Komponist Mark Scheibe lässt sich von Geschichten inspirieren
Für diese sehr unterschiedlichen Geschichten und Persönlichkeiten hat der Bremer Komponist Mark Scheibe zusammen mit den Teilnehmenden einen passenden Ton gesucht. "Oft ist es so, dass ich mit der Person zu zweit am Klavier sitze. Mir wird etwas erzählt, ich stelle Fragen, ich spiele schon ein bisschen dazu. Dann nehme ich das auf, zuhause höre ich mir das an. Wenn ich Glück habe, ist etwas dabei, wo ich anknüpfen kann", erklärt Scheibe den Entstehungsprozess der Stücke.
"Tschaikowsky hat niemanden umgebracht" von Anastasiia Shevchuk
Mark Scheibe bedient sich bei verschiedenen Stilen und Genres. Er lässt einen Choral anklingen oder blickt auch mal nach Hollywood. Der Song von Claudia Singer erinnert an die Dreigroschenoper. Das Stück der ukrainischen Mezzosopranistin Anastasiia Shevchuk bekommt einen düsteren Sound. "Tschaikowsky hat niemanden umgebracht" heißt Shevchuks Beitrag. Ein Plädoyer der jungen Ukrainerin für den übernationalen Wert großer Meisterwerke und Komponisten. Den könne auch der russische Angriffskrieg nicht zerstören. "Künstler wie Tschaikowsky, Schostakowitsch, Rachmaninoff - die gehören dem Land nicht. Und ein Mensch - ich werde den Namen nicht sagen - kann diese Kultur nicht kaputt machen. Er hat damit nichts zu tun!", betont Shevchuk.
Das Projekt "Meine Symphonie" bringt Menschen mit unterschiedlichen Perspektiven und Erfahrungen zusammen - auch im Orchester.
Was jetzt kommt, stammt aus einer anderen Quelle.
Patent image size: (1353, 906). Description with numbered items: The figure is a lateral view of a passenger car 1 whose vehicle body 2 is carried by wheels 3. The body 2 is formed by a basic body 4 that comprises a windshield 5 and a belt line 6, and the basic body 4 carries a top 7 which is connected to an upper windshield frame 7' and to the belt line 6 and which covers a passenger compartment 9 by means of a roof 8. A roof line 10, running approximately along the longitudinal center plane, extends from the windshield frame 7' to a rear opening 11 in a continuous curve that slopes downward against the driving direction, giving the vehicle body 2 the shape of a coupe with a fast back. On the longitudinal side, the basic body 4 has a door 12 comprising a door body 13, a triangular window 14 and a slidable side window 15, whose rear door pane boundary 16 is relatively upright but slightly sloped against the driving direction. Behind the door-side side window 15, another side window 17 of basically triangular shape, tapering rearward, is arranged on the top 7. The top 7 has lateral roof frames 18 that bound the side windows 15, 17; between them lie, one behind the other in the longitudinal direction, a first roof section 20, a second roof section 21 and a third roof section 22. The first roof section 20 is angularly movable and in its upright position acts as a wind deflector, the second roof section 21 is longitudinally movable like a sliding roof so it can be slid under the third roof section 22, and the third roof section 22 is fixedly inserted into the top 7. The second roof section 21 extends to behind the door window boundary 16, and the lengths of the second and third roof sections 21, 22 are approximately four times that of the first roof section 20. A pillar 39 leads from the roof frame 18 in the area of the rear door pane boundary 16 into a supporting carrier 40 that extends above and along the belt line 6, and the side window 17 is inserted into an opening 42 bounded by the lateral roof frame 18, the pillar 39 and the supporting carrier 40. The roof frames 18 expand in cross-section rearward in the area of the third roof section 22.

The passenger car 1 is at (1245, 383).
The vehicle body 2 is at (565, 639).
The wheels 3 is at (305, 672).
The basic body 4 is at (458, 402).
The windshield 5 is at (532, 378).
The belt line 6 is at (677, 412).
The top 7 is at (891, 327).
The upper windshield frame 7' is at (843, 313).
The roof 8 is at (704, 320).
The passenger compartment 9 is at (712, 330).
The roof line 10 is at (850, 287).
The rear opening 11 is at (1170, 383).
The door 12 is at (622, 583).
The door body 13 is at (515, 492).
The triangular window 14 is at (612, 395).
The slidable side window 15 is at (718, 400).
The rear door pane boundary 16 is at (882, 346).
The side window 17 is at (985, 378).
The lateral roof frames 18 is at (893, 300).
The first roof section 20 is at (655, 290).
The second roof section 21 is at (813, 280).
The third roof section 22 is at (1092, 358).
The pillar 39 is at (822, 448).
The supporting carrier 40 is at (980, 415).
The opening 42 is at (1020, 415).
Es basiert auf dem Ensemble "musici emeriti" mit ehemaligen Mitgliedern der Symphoniker Hamburg, des Philharmonischen Staatsorchesters und des NDR Elbphilharmonie Orchesters. Dieses Ensemble sei beim Projekt erweitert, erklärt Bahar Roshanai, Programmmanagerin der Körber-Stiftung, die das ganze Projekt initiiert hat. "Die Stimmen, die uns gefehlt haben, haben wir durch ukrainische Schutzsuchende, die an der Hochschule gerade ein Gaststudium absolvieren, ergänzt", berichtet Roshanai. Die Uraufführung findet am 7. Dezember während der Eröffnungswoche vom neuen KörberHaus in Hamburg-Bergedorf statt.